Our representatives are not in office to carve comfortable niches for themselves or to pander to bloc votes. Nor are they there to decide what is best for a constituency that cannot think for itself. They are there solely to protect individual liberties. It is ironic that they should be the ones from whom we need protection.

A sitting assembly is no guarantee that anyone’s rights are being protected, or even considered. The People’s Republics that sprang up in Asia and Eastern Europe after World War II are ample proof that large bodies of people calling themselves legislatures have no direct relationship to the freedom of the governed. Even with the built-in safeguards of our Constitution, a legislature that is bent upon raising taxes and passing laws curtailing individual freedom is not performing any service for those who still consider themselves to be separate entities and not part of an artificially defined economic or social class.
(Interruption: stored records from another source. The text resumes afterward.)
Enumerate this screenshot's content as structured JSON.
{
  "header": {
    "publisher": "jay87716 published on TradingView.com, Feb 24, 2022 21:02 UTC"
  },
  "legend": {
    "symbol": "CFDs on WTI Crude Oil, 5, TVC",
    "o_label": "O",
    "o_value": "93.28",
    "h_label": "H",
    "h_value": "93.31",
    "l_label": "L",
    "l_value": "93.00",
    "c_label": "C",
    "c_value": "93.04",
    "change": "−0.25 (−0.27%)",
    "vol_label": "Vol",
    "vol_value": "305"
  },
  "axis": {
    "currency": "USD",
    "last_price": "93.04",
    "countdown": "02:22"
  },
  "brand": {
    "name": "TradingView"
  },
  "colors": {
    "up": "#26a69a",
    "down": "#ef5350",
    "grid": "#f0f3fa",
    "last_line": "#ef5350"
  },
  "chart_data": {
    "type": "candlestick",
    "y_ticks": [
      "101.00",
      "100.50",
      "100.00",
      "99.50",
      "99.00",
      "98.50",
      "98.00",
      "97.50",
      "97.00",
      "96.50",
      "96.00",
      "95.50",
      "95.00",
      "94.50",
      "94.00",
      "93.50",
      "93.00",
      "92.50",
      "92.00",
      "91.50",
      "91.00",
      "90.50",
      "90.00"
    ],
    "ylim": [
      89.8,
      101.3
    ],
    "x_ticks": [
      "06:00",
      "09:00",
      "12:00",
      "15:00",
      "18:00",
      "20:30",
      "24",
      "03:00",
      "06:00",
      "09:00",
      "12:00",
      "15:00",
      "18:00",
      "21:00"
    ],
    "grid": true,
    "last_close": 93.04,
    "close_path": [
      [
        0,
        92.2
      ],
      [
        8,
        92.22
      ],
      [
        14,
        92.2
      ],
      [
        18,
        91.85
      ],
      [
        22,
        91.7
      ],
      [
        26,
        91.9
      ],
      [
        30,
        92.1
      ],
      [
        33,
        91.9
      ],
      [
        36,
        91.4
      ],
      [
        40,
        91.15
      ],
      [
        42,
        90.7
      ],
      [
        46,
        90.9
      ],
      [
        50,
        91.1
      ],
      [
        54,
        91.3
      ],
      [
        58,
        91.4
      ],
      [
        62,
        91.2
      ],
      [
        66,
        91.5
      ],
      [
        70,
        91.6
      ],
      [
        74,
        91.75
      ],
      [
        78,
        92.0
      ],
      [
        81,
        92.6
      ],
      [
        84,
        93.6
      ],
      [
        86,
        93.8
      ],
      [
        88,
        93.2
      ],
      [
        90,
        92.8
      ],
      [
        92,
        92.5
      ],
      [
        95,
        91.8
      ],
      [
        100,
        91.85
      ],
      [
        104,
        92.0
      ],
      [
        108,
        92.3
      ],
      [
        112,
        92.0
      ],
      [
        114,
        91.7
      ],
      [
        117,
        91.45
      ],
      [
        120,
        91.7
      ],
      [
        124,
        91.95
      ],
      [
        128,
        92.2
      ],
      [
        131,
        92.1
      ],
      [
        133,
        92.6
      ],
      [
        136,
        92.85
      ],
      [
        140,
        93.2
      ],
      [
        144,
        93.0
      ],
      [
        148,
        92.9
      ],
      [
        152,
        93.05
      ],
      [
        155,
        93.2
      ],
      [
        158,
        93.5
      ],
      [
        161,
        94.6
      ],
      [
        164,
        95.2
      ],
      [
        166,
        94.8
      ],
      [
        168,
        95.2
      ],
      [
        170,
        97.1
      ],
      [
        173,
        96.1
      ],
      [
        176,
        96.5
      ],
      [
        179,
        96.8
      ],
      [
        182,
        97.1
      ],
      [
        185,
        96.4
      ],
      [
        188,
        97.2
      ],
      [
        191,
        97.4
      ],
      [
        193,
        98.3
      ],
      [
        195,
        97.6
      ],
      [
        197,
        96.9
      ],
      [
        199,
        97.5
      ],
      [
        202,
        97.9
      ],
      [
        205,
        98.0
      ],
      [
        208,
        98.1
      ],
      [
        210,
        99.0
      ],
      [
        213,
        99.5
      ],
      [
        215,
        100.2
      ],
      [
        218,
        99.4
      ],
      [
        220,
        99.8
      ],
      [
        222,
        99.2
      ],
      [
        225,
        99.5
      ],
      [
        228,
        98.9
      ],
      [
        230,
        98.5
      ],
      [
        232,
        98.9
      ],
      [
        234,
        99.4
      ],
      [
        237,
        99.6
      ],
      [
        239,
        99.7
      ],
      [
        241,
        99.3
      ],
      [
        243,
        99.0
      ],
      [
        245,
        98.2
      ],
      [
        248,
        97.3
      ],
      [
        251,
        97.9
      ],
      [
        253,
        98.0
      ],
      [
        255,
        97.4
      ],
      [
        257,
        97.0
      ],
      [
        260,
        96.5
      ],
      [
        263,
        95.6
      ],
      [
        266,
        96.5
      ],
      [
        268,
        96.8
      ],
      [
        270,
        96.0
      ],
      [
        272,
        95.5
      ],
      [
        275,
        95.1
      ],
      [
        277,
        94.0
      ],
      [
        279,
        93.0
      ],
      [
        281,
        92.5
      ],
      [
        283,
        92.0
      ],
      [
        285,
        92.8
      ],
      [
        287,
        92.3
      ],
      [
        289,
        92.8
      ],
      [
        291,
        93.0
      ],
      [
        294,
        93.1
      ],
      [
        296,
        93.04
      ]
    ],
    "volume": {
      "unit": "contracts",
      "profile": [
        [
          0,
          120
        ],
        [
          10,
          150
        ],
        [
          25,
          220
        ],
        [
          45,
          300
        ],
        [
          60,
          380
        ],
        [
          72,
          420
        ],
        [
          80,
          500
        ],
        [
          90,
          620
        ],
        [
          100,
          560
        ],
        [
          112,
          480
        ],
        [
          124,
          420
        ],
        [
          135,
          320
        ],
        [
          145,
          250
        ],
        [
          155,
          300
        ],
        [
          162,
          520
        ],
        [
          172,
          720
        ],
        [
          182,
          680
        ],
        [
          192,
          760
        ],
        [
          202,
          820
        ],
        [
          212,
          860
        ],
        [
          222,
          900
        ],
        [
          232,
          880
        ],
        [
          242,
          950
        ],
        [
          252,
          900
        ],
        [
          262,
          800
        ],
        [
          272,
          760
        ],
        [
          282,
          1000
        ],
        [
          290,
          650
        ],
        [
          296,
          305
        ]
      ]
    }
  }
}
Nor is a high court, in itself, any protection for individual liberty. Judges who tend to legislate, rather than adjudicate, in no way are fulfilling their roles as public servants and are certainly upsetting the system of checks and balances that is supposed to keep the machine running. When the courts choose to work against the public interest, they have ceased to function as instruments of justice.

Legislative assemblies, courts, public buildings, and legal documents are only the trappings of freedom; they are equipment. If this equipment puts restrictions upon individual rights, then it becomes nothing more than an obstacle. Without freedom, government is just something to be bypassed or avoided—it is, in effect, the enemy.

Anyone who doubts this should reflect upon that night in 1773 when 342 chests of British tea went over the side. I don’t think that the point could be made more clearly.